In this context, Díez has pointed out that the protagonist, Ciro Caviedo, is an “annoying” journalist who becomes “the deformed conscience of the enormous deformities of that city” that “collapses”, in which elements such as democracy, ideologies, imagination and beliefs are being demolished; in which “sectarianisms” and “fanaticisms” appear, and in which “society seems to be neutralized”, something that, in his opinion, has its reflection in the real world.
“DEMOCRACY IS GOING DOWN”
“It is a city where democracy is going to hell. It is going to hell in the United States, in Russia why are we going to talk, in Spain we are as we are. Well, some of that. Certain values of coexistence and institutional values are ruined,” he stressed.
Although, Díez has indicated that the novel does not have a denunciatory intention and that what it seeks, with a “tremendously humorous” and “grotesque” tone, with a “very disturbing atmosphere”, is to “amuse.” “That when you read it, you can say: How I had fun and how screwed I was,” has settled.

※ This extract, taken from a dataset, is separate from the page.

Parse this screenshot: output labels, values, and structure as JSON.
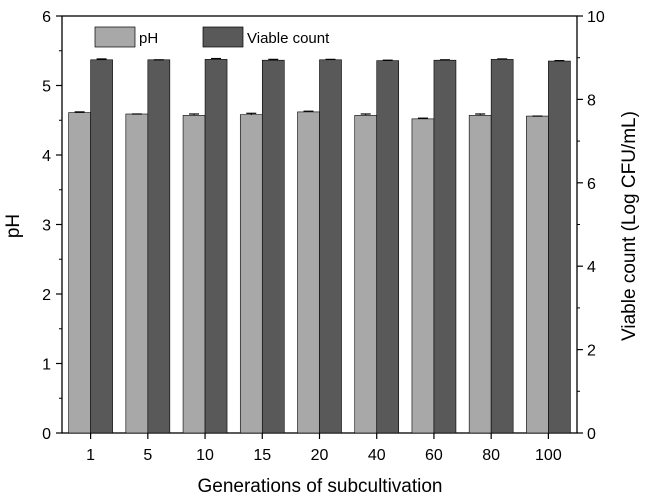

In relation to the controversy that faces the directors of the Royal Spanish Academy (RAE) and the Cervantes Institute, Santiago Muñoz Machado and Luis García Monterorespectively, Díez has said he is “shocked” and has pointed out that this situation is one more example of that “disorder” that he talks about in his book.
“I am shocked. I don’t know how that can happen. That’s the disorder. Disorder is the inability to understand ourselves, saying inappropriate things, being where you shouldn’t be and all this is a great complication and has to do with the world in which we live,” he noted.